Following some overnight warming trends, and with the market continuing to mull the implications of the season’s first reported storage injection, natural gas futures were trading close to even early Friday. The May Nymex futures contract was down 0.1 cents at $2.642/MMBtu at around 8:30 a.m. ET.

Bespoke Weather Services viewed the overnight models as taking a “step in the warmer direction.”

“We still have slightly above normal demand once we wade through the next five days, which run quite warm, but with a weaker than normal cold air source available up in Canada and more storm variability in play, the upcoming blocking pattern has not been able to push the pattern any further to the cold side,” Bespoke said.

“Best chance for below normal temperatures in the upcoming pattern remains from the Midwest back to the Rockies, with some lingering upper level ridging holding rather firm in the Southeast, which limits the amount of chill that can seep into areas from the Gulf Coast up along the eastern seaboard.”

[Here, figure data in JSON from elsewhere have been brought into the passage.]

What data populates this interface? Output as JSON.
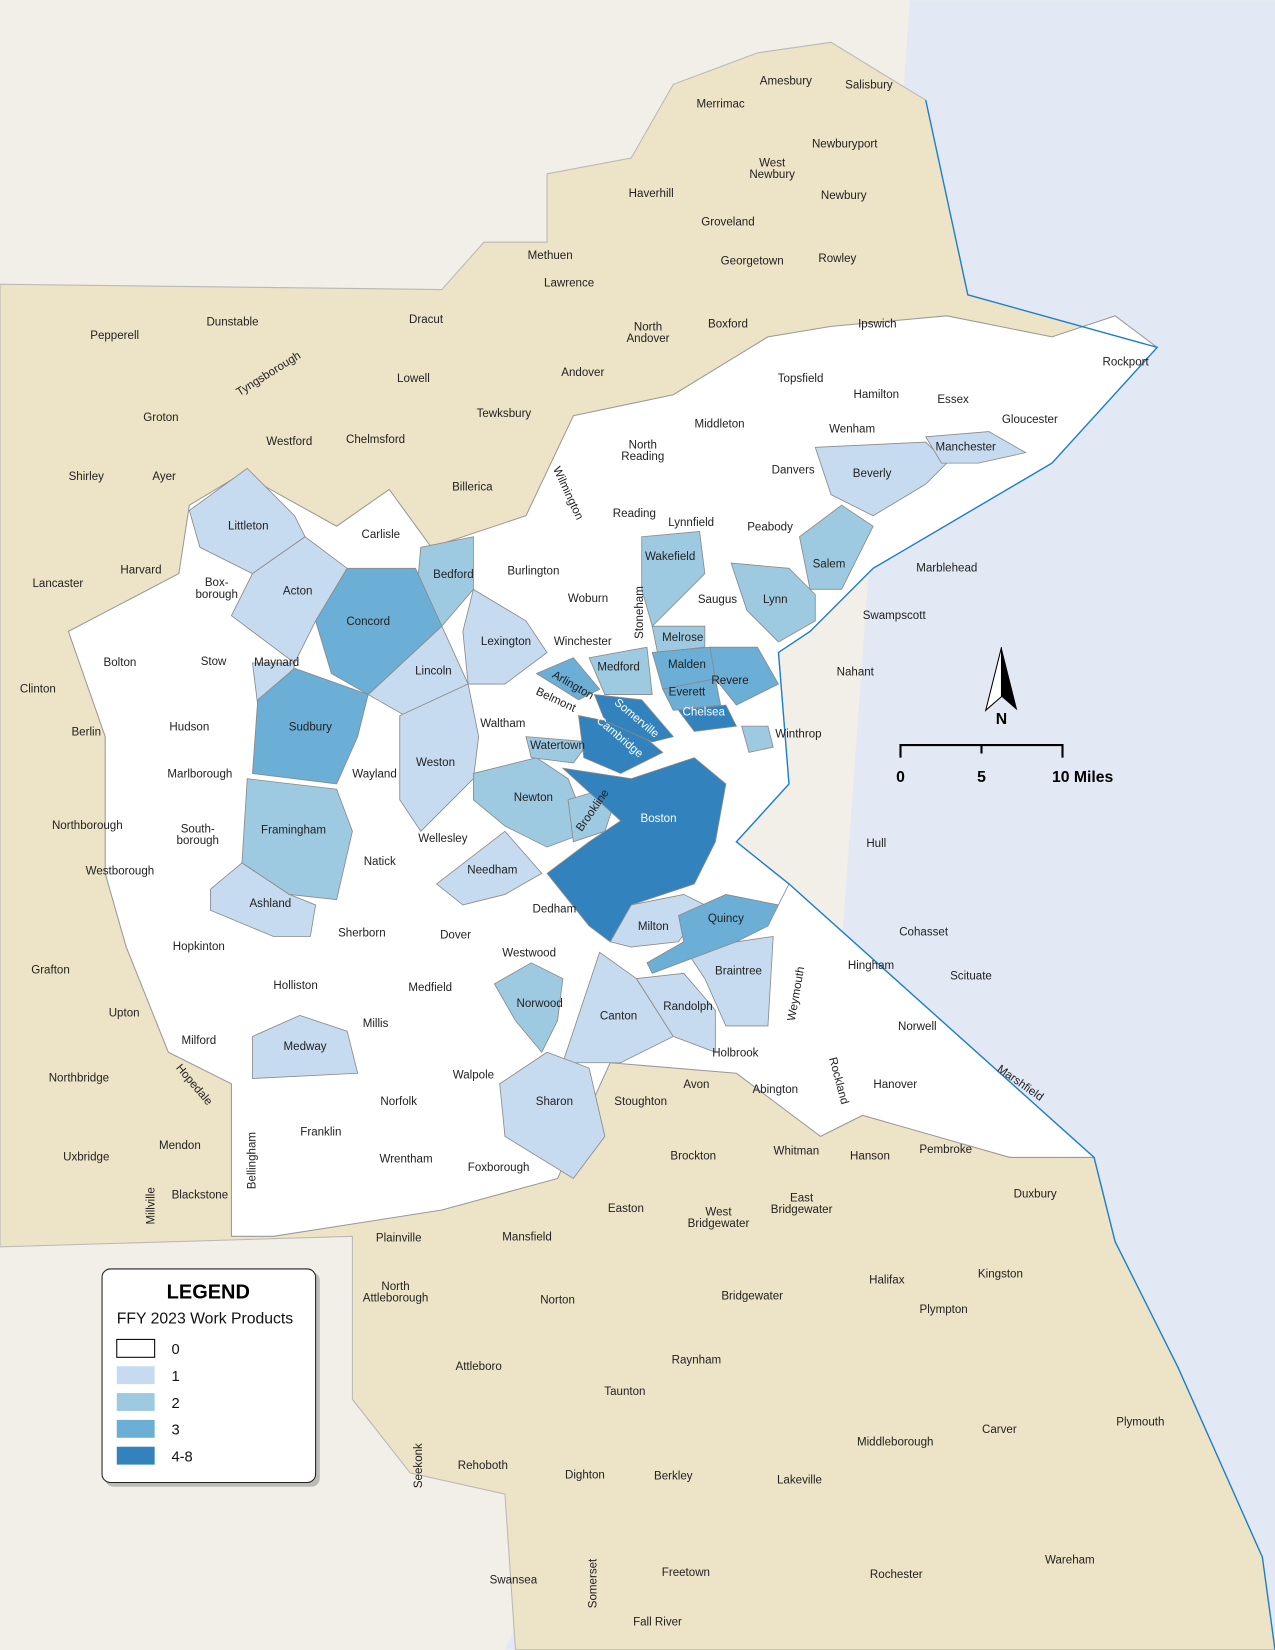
{
  "legend": {
    "title": "LEGEND",
    "subtitle": "FFY 2023 Work Products",
    "classes": [
      {
        "label": "0",
        "color": "#ffffff"
      },
      {
        "label": "1",
        "color": "#c6dbef"
      },
      {
        "label": "2",
        "color": "#9ecae1"
      },
      {
        "label": "3",
        "color": "#6baed6"
      },
      {
        "label": "4-8",
        "color": "#3182bd"
      }
    ]
  },
  "colors": {
    "outside_region": "#ede3c6",
    "ocean": "#e2e8f4",
    "background": "#f2eee8",
    "coastline": "#1a7fc9"
  },
  "north_arrow": {
    "label": "N"
  },
  "scale_bar": {
    "ticks": [
      "0",
      "5",
      "10 Miles"
    ]
  },
  "towns": [
    {
      "name": "Amesbury",
      "value": null
    },
    {
      "name": "Salisbury",
      "value": null
    },
    {
      "name": "Merrimac",
      "value": null
    },
    {
      "name": "West\nNewbury",
      "value": null
    },
    {
      "name": "Newburyport",
      "value": null
    },
    {
      "name": "Haverhill",
      "value": null
    },
    {
      "name": "Groveland",
      "value": null
    },
    {
      "name": "Newbury",
      "value": null
    },
    {
      "name": "Methuen",
      "value": null
    },
    {
      "name": "Georgetown",
      "value": null
    },
    {
      "name": "Rowley",
      "value": null
    },
    {
      "name": "Lawrence",
      "value": null
    },
    {
      "name": "Dracut",
      "value": null
    },
    {
      "name": "Dunstable",
      "value": null
    },
    {
      "name": "Pepperell",
      "value": null
    },
    {
      "name": "North\nAndover",
      "value": null
    },
    {
      "name": "Boxford",
      "value": null
    },
    {
      "name": "Tyngsborough",
      "value": null
    },
    {
      "name": "Lowell",
      "value": null
    },
    {
      "name": "Andover",
      "value": null
    },
    {
      "name": "Groton",
      "value": null
    },
    {
      "name": "Tewksbury",
      "value": null
    },
    {
      "name": "Westford",
      "value": null
    },
    {
      "name": "Chelmsford",
      "value": null
    },
    {
      "name": "Shirley",
      "value": null
    },
    {
      "name": "Ayer",
      "value": null
    },
    {
      "name": "Billerica",
      "value": null
    },
    {
      "name": "Lancaster",
      "value": null
    },
    {
      "name": "Harvard",
      "value": null
    },
    {
      "name": "Clinton",
      "value": null
    },
    {
      "name": "Berlin",
      "value": null
    },
    {
      "name": "Northborough",
      "value": null
    },
    {
      "name": "Westborough",
      "value": null
    },
    {
      "name": "Grafton",
      "value": null
    },
    {
      "name": "Upton",
      "value": null
    },
    {
      "name": "Northbridge",
      "value": null
    },
    {
      "name": "Hopedale",
      "value": null
    },
    {
      "name": "Mendon",
      "value": null
    },
    {
      "name": "Uxbridge",
      "value": null
    },
    {
      "name": "Millville",
      "value": null
    },
    {
      "name": "Blackstone",
      "value": null
    },
    {
      "name": "Plainville",
      "value": null
    },
    {
      "name": "Mansfield",
      "value": null
    },
    {
      "name": "North\nAttleborough",
      "value": null
    },
    {
      "name": "Norton",
      "value": null
    },
    {
      "name": "Easton",
      "value": null
    },
    {
      "name": "West\nBridgewater",
      "value": null
    },
    {
      "name": "East\nBridgewater",
      "value": null
    },
    {
      "name": "Brockton",
      "value": null
    },
    {
      "name": "Whitman",
      "value": null
    },
    {
      "name": "Hanson",
      "value": null
    },
    {
      "name": "Pembroke",
      "value": null
    },
    {
      "name": "Duxbury",
      "value": null
    },
    {
      "name": "Halifax",
      "value": null
    },
    {
      "name": "Kingston",
      "value": null
    },
    {
      "name": "Bridgewater",
      "value": null
    },
    {
      "name": "Plympton",
      "value": null
    },
    {
      "name": "Raynham",
      "value": null
    },
    {
      "name": "Attleboro",
      "value": null
    },
    {
      "name": "Taunton",
      "value": null
    },
    {
      "name": "Carver",
      "value": null
    },
    {
      "name": "Plymouth",
      "value": null
    },
    {
      "name": "Middleborough",
      "value": null
    },
    {
      "name": "Seekonk",
      "value": null
    },
    {
      "name": "Rehoboth",
      "value": null
    },
    {
      "name": "Dighton",
      "value": null
    },
    {
      "name": "Berkley",
      "value": null
    },
    {
      "name": "Lakeville",
      "value": null
    },
    {
      "name": "Swansea",
      "value": null
    },
    {
      "name": "Freetown",
      "value": null
    },
    {
      "name": "Rochester",
      "value": null
    },
    {
      "name": "Wareham",
      "value": null
    },
    {
      "name": "Somerset",
      "value": null
    },
    {
      "name": "Fall River",
      "value": null
    },
    {
      "name": "Wilmington",
      "value": "0"
    },
    {
      "name": "North\nReading",
      "value": "0"
    },
    {
      "name": "Middleton",
      "value": "0"
    },
    {
      "name": "Topsfield",
      "value": "0"
    },
    {
      "name": "Ipswich",
      "value": "0"
    },
    {
      "name": "Hamilton",
      "value": "0"
    },
    {
      "name": "Essex",
      "value": "0"
    },
    {
      "name": "Rockport",
      "value": "0"
    },
    {
      "name": "Gloucester",
      "value": "0"
    },
    {
      "name": "Wenham",
      "value": "0"
    },
    {
      "name": "Danvers",
      "value": "0"
    },
    {
      "name": "Carlisle",
      "value": "0"
    },
    {
      "name": "Reading",
      "value": "0"
    },
    {
      "name": "Lynnfield",
      "value": "0"
    },
    {
      "name": "Peabody",
      "value": "0"
    },
    {
      "name": "Burlington",
      "value": "0"
    },
    {
      "name": "Woburn",
      "value": "0"
    },
    {
      "name": "Saugus",
      "value": "0"
    },
    {
      "name": "Marblehead",
      "value": "0"
    },
    {
      "name": "Swampscott",
      "value": "0"
    },
    {
      "name": "Nahant",
      "value": "0"
    },
    {
      "name": "Winchester",
      "value": "0"
    },
    {
      "name": "Stoneham",
      "value": "0"
    },
    {
      "name": "Bolton",
      "value": "0"
    },
    {
      "name": "Stow",
      "value": "0"
    },
    {
      "name": "Box-\nborough",
      "value": "0"
    },
    {
      "name": "Hudson",
      "value": "0"
    },
    {
      "name": "Marlborough",
      "value": "0"
    },
    {
      "name": "South-\nborough",
      "value": "0"
    },
    {
      "name": "Waltham",
      "value": "0"
    },
    {
      "name": "Belmont",
      "value": "0"
    },
    {
      "name": "Wayland",
      "value": "0"
    },
    {
      "name": "Natick",
      "value": "0"
    },
    {
      "name": "Wellesley",
      "value": "0"
    },
    {
      "name": "Hopkinton",
      "value": "0"
    },
    {
      "name": "Sherborn",
      "value": "0"
    },
    {
      "name": "Dover",
      "value": "0"
    },
    {
      "name": "Dedham",
      "value": "0"
    },
    {
      "name": "Westwood",
      "value": "0"
    },
    {
      "name": "Holliston",
      "value": "0"
    },
    {
      "name": "Medfield",
      "value": "0"
    },
    {
      "name": "Millis",
      "value": "0"
    },
    {
      "name": "Milford",
      "value": "0"
    },
    {
      "name": "Walpole",
      "value": "0"
    },
    {
      "name": "Norfolk",
      "value": "0"
    },
    {
      "name": "Franklin",
      "value": "0"
    },
    {
      "name": "Bellingham",
      "value": "0"
    },
    {
      "name": "Wrentham",
      "value": "0"
    },
    {
      "name": "Foxborough",
      "value": "0"
    },
    {
      "name": "Hull",
      "value": "0"
    },
    {
      "name": "Cohasset",
      "value": "0"
    },
    {
      "name": "Hingham",
      "value": "0"
    },
    {
      "name": "Scituate",
      "value": "0"
    },
    {
      "name": "Norwell",
      "value": "0"
    },
    {
      "name": "Hanover",
      "value": "0"
    },
    {
      "name": "Marshfield",
      "value": "0"
    },
    {
      "name": "Rockland",
      "value": "0"
    },
    {
      "name": "Abington",
      "value": "0"
    },
    {
      "name": "Avon",
      "value": "0"
    },
    {
      "name": "Stoughton",
      "value": "0"
    },
    {
      "name": "Holbrook",
      "value": "0"
    },
    {
      "name": "Weymouth",
      "value": "0"
    },
    {
      "name": "Littleton",
      "value": "1"
    },
    {
      "name": "Acton",
      "value": "1"
    },
    {
      "name": "Maynard",
      "value": "1"
    },
    {
      "name": "Lincoln",
      "value": "1"
    },
    {
      "name": "Lexington",
      "value": "1"
    },
    {
      "name": "Weston",
      "value": "1"
    },
    {
      "name": "Ashland",
      "value": "1"
    },
    {
      "name": "Needham",
      "value": "1"
    },
    {
      "name": "Medway",
      "value": "1"
    },
    {
      "name": "Milton",
      "value": "1"
    },
    {
      "name": "Canton",
      "value": "1"
    },
    {
      "name": "Randolph",
      "value": "1"
    },
    {
      "name": "Braintree",
      "value": "1"
    },
    {
      "name": "Sharon",
      "value": "1"
    },
    {
      "name": "Beverly",
      "value": "1"
    },
    {
      "name": "Manchester",
      "value": "1"
    },
    {
      "name": "Bedford",
      "value": "2"
    },
    {
      "name": "Framingham",
      "value": "2"
    },
    {
      "name": "Newton",
      "value": "2"
    },
    {
      "name": "Wakefield",
      "value": "2"
    },
    {
      "name": "Salem",
      "value": "2"
    },
    {
      "name": "Lynn",
      "value": "2"
    },
    {
      "name": "Norwood",
      "value": "2"
    },
    {
      "name": "Medford",
      "value": "2"
    },
    {
      "name": "Melrose",
      "value": "2"
    },
    {
      "name": "Watertown",
      "value": "2"
    },
    {
      "name": "Brookline",
      "value": "2"
    },
    {
      "name": "Winthrop",
      "value": "2"
    },
    {
      "name": "Concord",
      "value": "3"
    },
    {
      "name": "Sudbury",
      "value": "3"
    },
    {
      "name": "Malden",
      "value": "3"
    },
    {
      "name": "Revere",
      "value": "3"
    },
    {
      "name": "Everett",
      "value": "3"
    },
    {
      "name": "Quincy",
      "value": "3"
    },
    {
      "name": "Arlington",
      "value": "3"
    },
    {
      "name": "Boston",
      "value": "4-8"
    },
    {
      "name": "Cambridge",
      "value": "4-8"
    },
    {
      "name": "Somerville",
      "value": "4-8"
    },
    {
      "name": "Chelsea",
      "value": "4-8"
    }
  ]
}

Meanwhile, the Energy Information Administration (EIA) on Thursday reported a 23 Bcf build -- the first of the injection season -- into storage inventories for the week ending March 29. The build compared with a year-ago 34 Bcf withdrawal and a five-year average draw of 23 Bcf. Working gas in storage stood at 1,130 Bcf, 228 Bcf below last year and 505 Bcf below the five-year average of 1,635 Bcf, EIA said.

Noting that the 23 Bcf build, which came in significantly higher than consensus, occurred despite heating degree days that were in line with seasonal norms, analysts with Tudor, Pickering, Holt & Co. (TPH) said the number implies the market was about 4 Bcf/d oversupplied after adjusting for weather.

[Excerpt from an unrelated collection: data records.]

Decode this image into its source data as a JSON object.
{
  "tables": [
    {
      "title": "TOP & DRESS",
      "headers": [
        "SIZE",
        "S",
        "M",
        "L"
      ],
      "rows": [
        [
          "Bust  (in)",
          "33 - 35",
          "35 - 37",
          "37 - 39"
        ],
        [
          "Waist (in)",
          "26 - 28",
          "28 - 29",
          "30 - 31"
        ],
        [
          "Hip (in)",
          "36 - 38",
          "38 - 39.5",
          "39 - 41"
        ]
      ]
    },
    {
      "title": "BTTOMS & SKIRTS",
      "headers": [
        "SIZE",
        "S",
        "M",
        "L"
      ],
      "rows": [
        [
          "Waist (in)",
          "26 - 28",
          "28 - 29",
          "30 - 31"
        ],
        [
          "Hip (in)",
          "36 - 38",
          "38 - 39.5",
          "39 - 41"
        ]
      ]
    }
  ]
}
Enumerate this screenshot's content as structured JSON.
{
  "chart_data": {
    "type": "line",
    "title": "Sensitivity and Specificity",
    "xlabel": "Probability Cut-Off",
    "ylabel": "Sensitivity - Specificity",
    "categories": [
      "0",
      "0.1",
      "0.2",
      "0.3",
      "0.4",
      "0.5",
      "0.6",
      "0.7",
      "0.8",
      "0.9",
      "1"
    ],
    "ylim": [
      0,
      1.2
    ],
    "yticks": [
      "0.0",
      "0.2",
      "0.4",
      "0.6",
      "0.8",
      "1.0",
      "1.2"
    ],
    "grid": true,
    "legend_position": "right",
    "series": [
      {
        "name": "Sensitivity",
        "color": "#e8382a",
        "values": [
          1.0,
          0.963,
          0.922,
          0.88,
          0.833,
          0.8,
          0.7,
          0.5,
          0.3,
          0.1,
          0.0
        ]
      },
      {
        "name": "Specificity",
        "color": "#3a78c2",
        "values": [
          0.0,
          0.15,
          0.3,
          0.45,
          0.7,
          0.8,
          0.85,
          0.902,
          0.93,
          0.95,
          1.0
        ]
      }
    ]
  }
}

“The storage deficit to the five-year average now sits at 505 Bcf, or minus 31%, after the gap closed 50 Bcf this week,” TPH said. “We expect this trend to continue, with early modeling pointing to a build in the 30 Bcf range next week versus norms of 5 Bcf, and current residential/commercial demand is showing a further roughly 4 Bcf/d demand erosion for the following week.”

Amid maintenance at Cheniere Energy Inc.’s Sabine Pass terminal, liquefied natural gas (LNG) export volumes remain depressed at around 3.9 Bcf/d, versus 4.8 Bcf/d a month ago.

“Given the outlook for weak weather-related demand, if LNG volumes remain depressed we could see our first triple-digit build before the end of the month, an event normally reserved for mid-May,” the TPH analysts said.

By Genscape Inc.’s calculation, the 23 Bcf build implied the market was 6.1 Bcf/d loose versus the five-year average compared to degree days and normal seasonality.

“Total power generation was down around 9 average GWh versus the previous week,” Genscape analyst Margaret Jones said. “Nuclear and renewable generation was up around 9 average GWh as wind gen was up almost 10 average GWh week/week and nuclear and hydro collectively dropped by about 1 average GWh.

“Thermal generation was down 18 average GWh, with coal down around 11 average GWh week/week. Gas was down around 7 average GWh for an estimated 1.4 Bcf/d less gas burn week/week.”

May crude oil futures were trading close to even at $62.12/bbl as of 8:30 a.m. ET Friday, while May RBOB gasoline was off about a penny at $1.9294/gal.